The United States Government has announced $7 million dollars (about N2.6 billion) emergency health and humanitarian aid to Nigeria amid the coronavirus (COVID-19) pandemic.
This is part of $274 million dollars (N103 billion) assistance package to no fewer than 63 countries affected by the disease, according to a statement by the Department of States on Friday.
Nigeria’s share, the statement said, would go into funding of “risk communication, water and sanitation activities, infection prevention, and coordination’’.
“This assistance joins more than 5.2 billion dollars (N1.9 trillion) in U.S. health assistance and more than 8.1 billion dollars (N3 trillion) in total assistance for Nigeria over the past 20 years,’’ it said.

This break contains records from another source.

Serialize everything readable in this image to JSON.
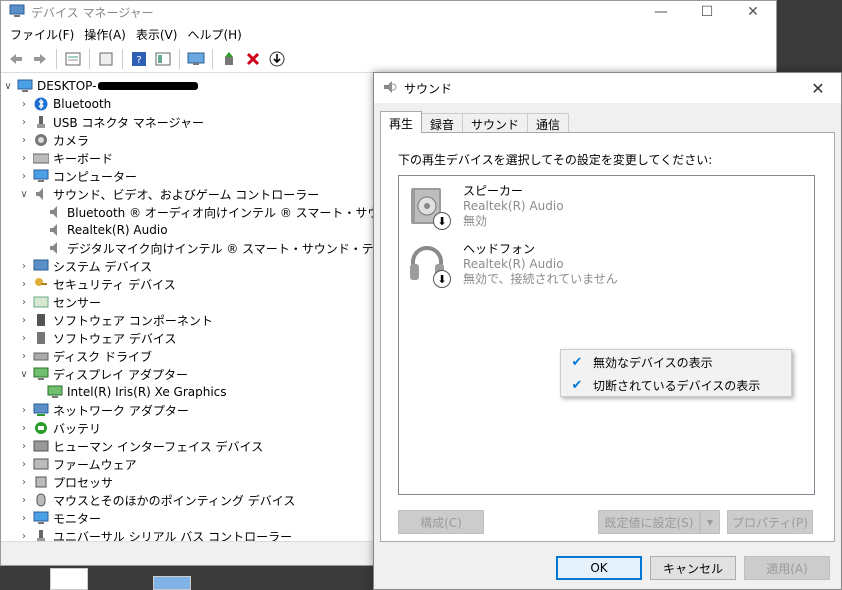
{
  "device_manager": {
    "title": "デバイス マネージャー",
    "window_controls": {
      "minimize": "—",
      "maximize": "☐",
      "close": "✕"
    },
    "menu": [
      "ファイル(F)",
      "操作(A)",
      "表示(V)",
      "ヘルプ(H)"
    ],
    "tree": {
      "root": "DESKTOP-",
      "items": [
        {
          "label": "Bluetooth",
          "expanded": false,
          "icon": "bluetooth-icon",
          "indent": 1
        },
        {
          "label": "USB コネクタ マネージャー",
          "expanded": false,
          "icon": "usb-icon",
          "indent": 1
        },
        {
          "label": "カメラ",
          "expanded": false,
          "icon": "camera-icon",
          "indent": 1
        },
        {
          "label": "キーボード",
          "expanded": false,
          "icon": "keyboard-icon",
          "indent": 1
        },
        {
          "label": "コンピューター",
          "expanded": false,
          "icon": "computer-icon",
          "indent": 1
        },
        {
          "label": "サウンド、ビデオ、およびゲーム コントローラー",
          "expanded": true,
          "icon": "speaker-icon",
          "indent": 1
        },
        {
          "label": "Bluetooth ® オーディオ向けインテル ® スマート・サウンド・テクノロ",
          "child": true,
          "icon": "speaker-icon",
          "indent": 2
        },
        {
          "label": "Realtek(R) Audio",
          "child": true,
          "icon": "speaker-icon",
          "indent": 2
        },
        {
          "label": "デジタルマイク向けインテル ® スマート・サウンド・テクノロジー",
          "child": true,
          "icon": "speaker-icon",
          "indent": 2
        },
        {
          "label": "システム デバイス",
          "expanded": false,
          "icon": "system-icon",
          "indent": 1
        },
        {
          "label": "セキュリティ デバイス",
          "expanded": false,
          "icon": "key-icon",
          "indent": 1
        },
        {
          "label": "センサー",
          "expanded": false,
          "icon": "sensor-icon",
          "indent": 1
        },
        {
          "label": "ソフトウェア コンポーネント",
          "expanded": false,
          "icon": "component-icon",
          "indent": 1
        },
        {
          "label": "ソフトウェア デバイス",
          "expanded": false,
          "icon": "device-icon",
          "indent": 1
        },
        {
          "label": "ディスク ドライブ",
          "expanded": false,
          "icon": "disk-icon",
          "indent": 1
        },
        {
          "label": "ディスプレイ アダプター",
          "expanded": true,
          "icon": "display-icon",
          "indent": 1
        },
        {
          "label": "Intel(R) Iris(R) Xe Graphics",
          "child": true,
          "icon": "display-icon",
          "indent": 2
        },
        {
          "label": "ネットワーク アダプター",
          "expanded": false,
          "icon": "network-icon",
          "indent": 1
        },
        {
          "label": "バッテリ",
          "expanded": false,
          "icon": "battery-icon",
          "indent": 1
        },
        {
          "label": "ヒューマン インターフェイス デバイス",
          "expanded": false,
          "icon": "hid-icon",
          "indent": 1
        },
        {
          "label": "ファームウェア",
          "expanded": false,
          "icon": "firmware-icon",
          "indent": 1
        },
        {
          "label": "プロセッサ",
          "expanded": false,
          "icon": "cpu-icon",
          "indent": 1
        },
        {
          "label": "マウスとそのほかのポインティング デバイス",
          "expanded": false,
          "icon": "mouse-icon",
          "indent": 1
        },
        {
          "label": "モニター",
          "expanded": false,
          "icon": "monitor-icon",
          "indent": 1
        },
        {
          "label": "ユニバーサル シリアル バス コントローラー",
          "expanded": false,
          "icon": "usb-icon",
          "indent": 1
        }
      ]
    }
  },
  "sound_dialog": {
    "title": "サウンド",
    "close": "✕",
    "tabs": [
      "再生",
      "録音",
      "サウンド",
      "通信"
    ],
    "instruction": "下の再生デバイスを選択してその設定を変更してください:",
    "devices": [
      {
        "name": "スピーカー",
        "driver": "Realtek(R) Audio",
        "status": "無効",
        "icon": "speaker-device-icon"
      },
      {
        "name": "ヘッドフォン",
        "driver": "Realtek(R) Audio",
        "status": "無効で、接続されていません",
        "icon": "headphones-icon"
      }
    ],
    "context_menu": [
      {
        "label": "無効なデバイスの表示",
        "checked": true
      },
      {
        "label": "切断されているデバイスの表示",
        "checked": true
      }
    ],
    "buttons": {
      "configure": "構成(C)",
      "set_default": "既定値に設定(S)",
      "properties": "プロパティ(P)",
      "ok": "OK",
      "cancel": "キャンセル",
      "apply": "適用(A)"
    }
  },
  "colors": {
    "accent": "#0078d7",
    "disabled_text": "#9a9a9a",
    "delete_red": "#d0021b"
  }
}
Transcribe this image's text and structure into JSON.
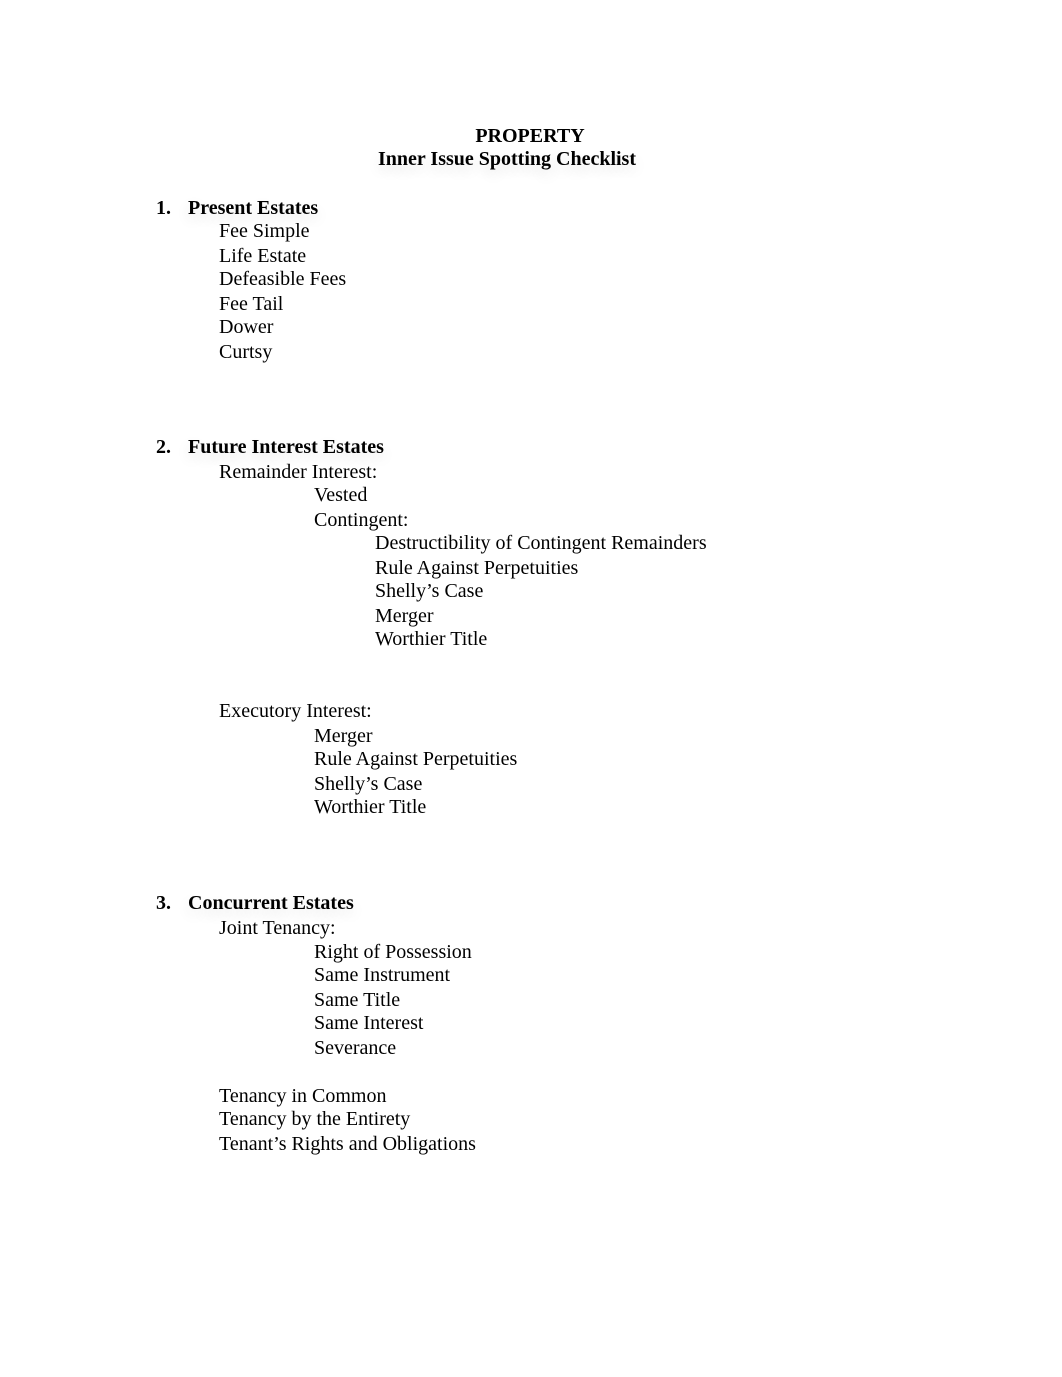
{
  "title": "PROPERTY",
  "subtitle": "Inner Issue Spotting Checklist",
  "sections": [
    {
      "number": "1.",
      "heading": "Present Estates",
      "items": [
        "Fee Simple",
        "Life Estate",
        "Defeasible Fees",
        "Fee Tail",
        "Dower",
        "Curtsy"
      ]
    },
    {
      "number": "2.",
      "heading": "Future Interest Estates",
      "remainder": {
        "label": "Remainder Interest:",
        "vested": "Vested",
        "contingent": {
          "label": "Contingent:",
          "items": [
            "Destructibility of Contingent Remainders",
            "Rule Against Perpetuities",
            "Shelly’s Case",
            "Merger",
            "Worthier Title"
          ]
        }
      },
      "executory": {
        "label": "Executory Interest:",
        "items": [
          "Merger",
          "Rule Against Perpetuities",
          "Shelly’s Case",
          "Worthier Title"
        ]
      }
    },
    {
      "number": "3.",
      "heading": "Concurrent Estates",
      "joint": {
        "label": "Joint Tenancy:",
        "items": [
          "Right of Possession",
          "Same Instrument",
          "Same Title",
          "Same Interest",
          "Severance"
        ]
      },
      "items": [
        "Tenancy in Common",
        "Tenancy by the Entirety",
        "Tenant’s Rights and Obligations"
      ]
    }
  ]
}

According to the Department of State, the $274 million aid package includes $64 million (N24 billion) to the United Nations Refugee Agency (UNHCR).
This would be used to address challenges posed by the COVID-19 pandemic in refugee and Internally Displaced Peoples (IDP) camps around the world.
The U.S. announcement came a day after President Muhammadu Buhari had approved the release of a total of N15 billion to fight the spread of coronavirus in the country.
This includes a N10 billion grant to Lagos State, which has the highest number of 44 cases in the country, and N5 billion to the Nigeria Centre for Disease Control (NCDC) as special intervention fund.
Wealthy Nigerians and organisations including banks have also announced donations running into billions of Naira in support of the fight against the virus. Among them is the United Bank for Africa (UBA), which announced a donation of N5 billion.
Some oil industry players, led by the Nigerian National Petroleum Corporation (NNPC), on Friday announced a combined donation of $30 million (N11 billion).
Nigerian businessmen such as Femi Otedola, Abdulsamad Rabiu, Herbert Wigwe, Segun Agbaje and Aliko Dangote, have also reportedly pledged N1 billion each to the efforts.
As of Friday morning, Nigeria had 65 confirmed cases and one death from COVID-19, whose global infection and fatality figures stood at no fewer than half a million and 26,000 respectively.